Depuis le mois d’août dernier que la crise politique togolaise, plus que cinquantenaire, a repris de plus bel, resurgit le vieux conflit entre la légitimité et la légalité, entre une légalité douteuse (I) et une légitimité contestée (II).
I / Une légalité douteuse.
De façon systématique, les tenants du régime en place revendiquent pour eux et pour eux seuls, la légalité qu’ils opposent aux contestataires. Et pourtant, ce sont ces derniers qui détiennent toujours, souvent ou parfois, la légitimité.
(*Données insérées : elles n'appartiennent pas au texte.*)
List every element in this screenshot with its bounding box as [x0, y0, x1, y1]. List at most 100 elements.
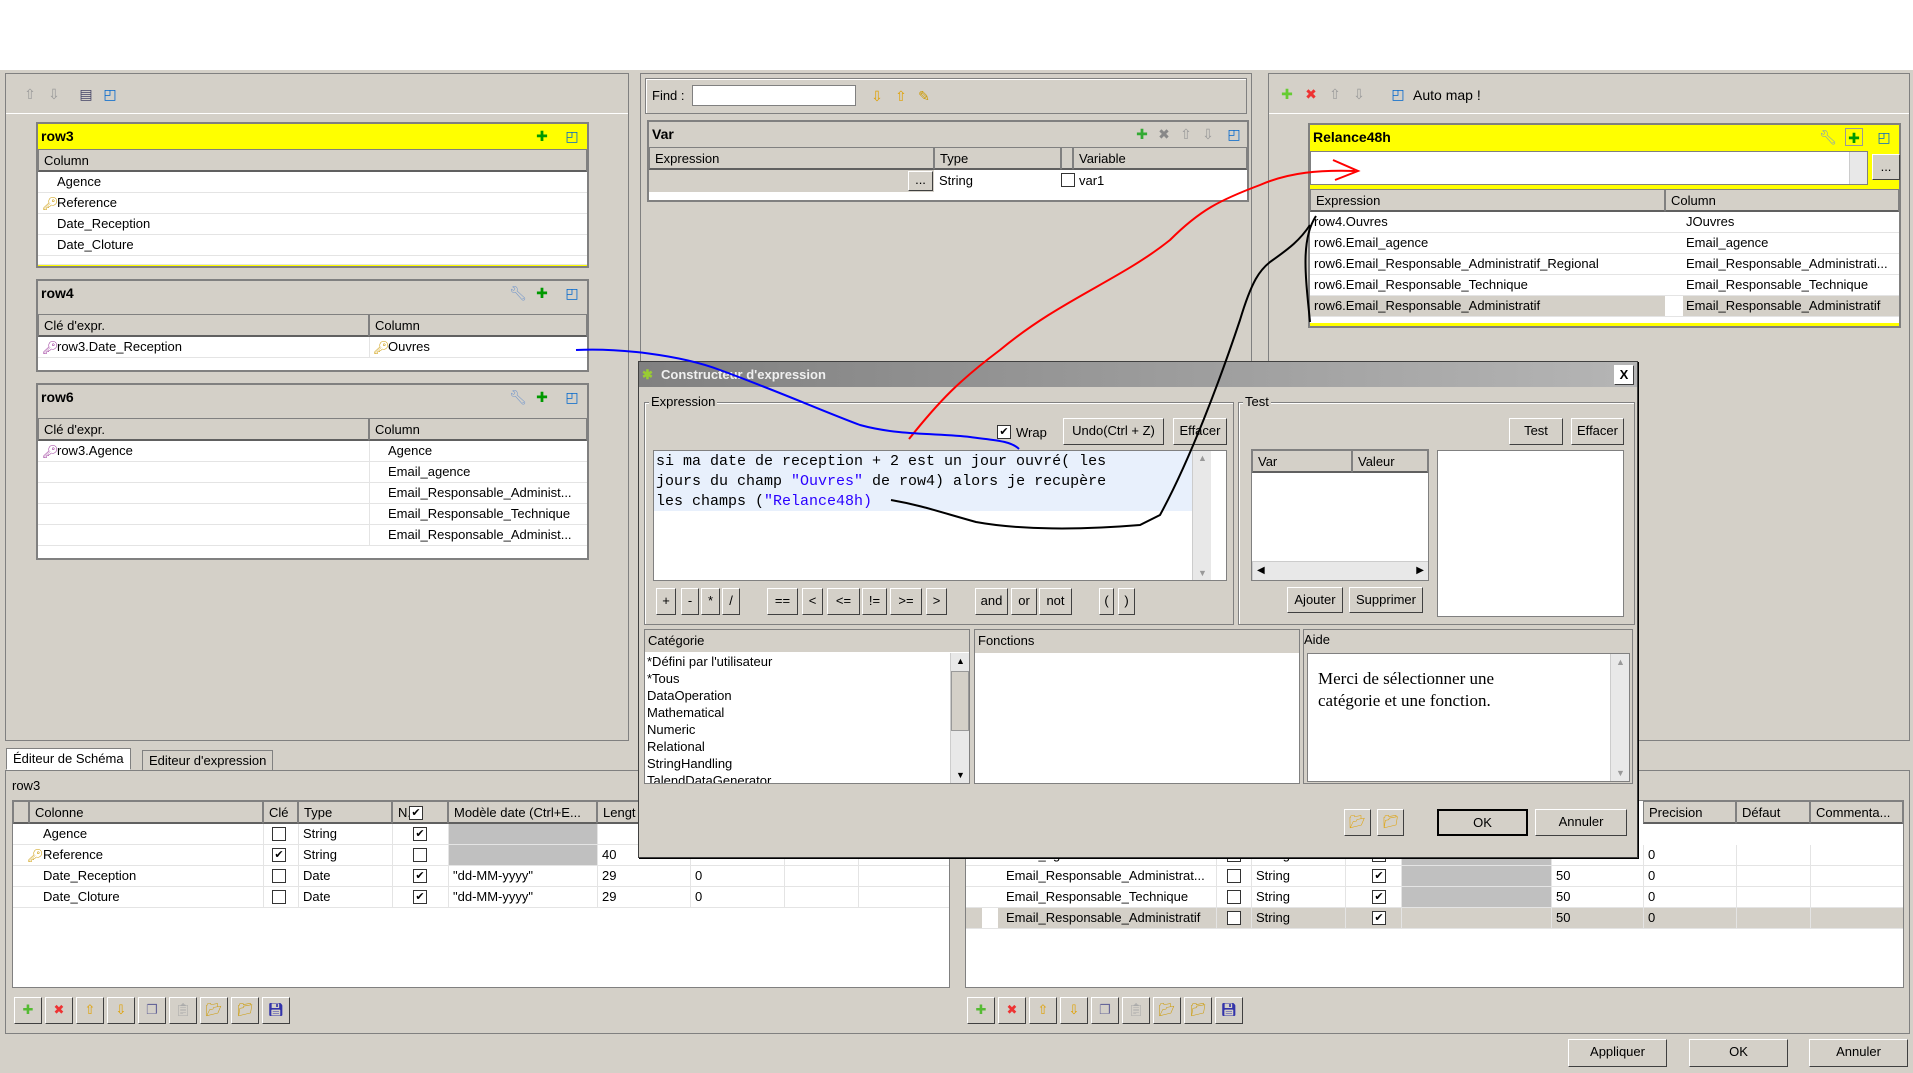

La rhétorique est toujours la même, « J’ai été élu et au nom de cette élection j’ai tous les droits tout au long de la durée de mon mandat ». Au nom de cette légalité que confèrent des institutions entièrement mises en place par le régime en place et à qui les membres désignés vouent une entière allégeance, parfois contre leur gré et au péril de leur vie, voire de celle des membres de leurs familles, plus personne ne se préoccupe de l’application ou plutôt de la non-application des accords politiques, notamment le fameux Apg (Accord politique global), signé et torpillé par le régime en place. Mais cette légalité est-elle réellement suffisante pour ainsi traiter une opposition ? Et d’ailleurs, peut-on réellement parler de légalité pour Faure Gnassingbé, lui qui en 2005 avait violé la Constitution plus de cinq fois en une nuit ? De Ministre de l’équipement, il redevient député sans élection, devient président de l’Assemblée nationale dans la foulée pour finir Président de la République intérimaire. Tout cela sous le nez et la barbe des bien-pensants, des donneurs de leçon de légalité et des médiateurs professionnels d’aujourd’hui. Qu’ils en viennent à donner des leçons de légalité à l’opposition togolaise, honte à eux !!! Ils bombent le torse et à coups de millions, gracieusement offerts par le régime en place, ils organisent des colloques pour délégitimer la violence, les actions de rue et rappeler que la Constitution de 1992 est toujours en vigueur et n’a subi que de légères modifications. Exactement comme hier à Dakar par Abdoulaye Wade.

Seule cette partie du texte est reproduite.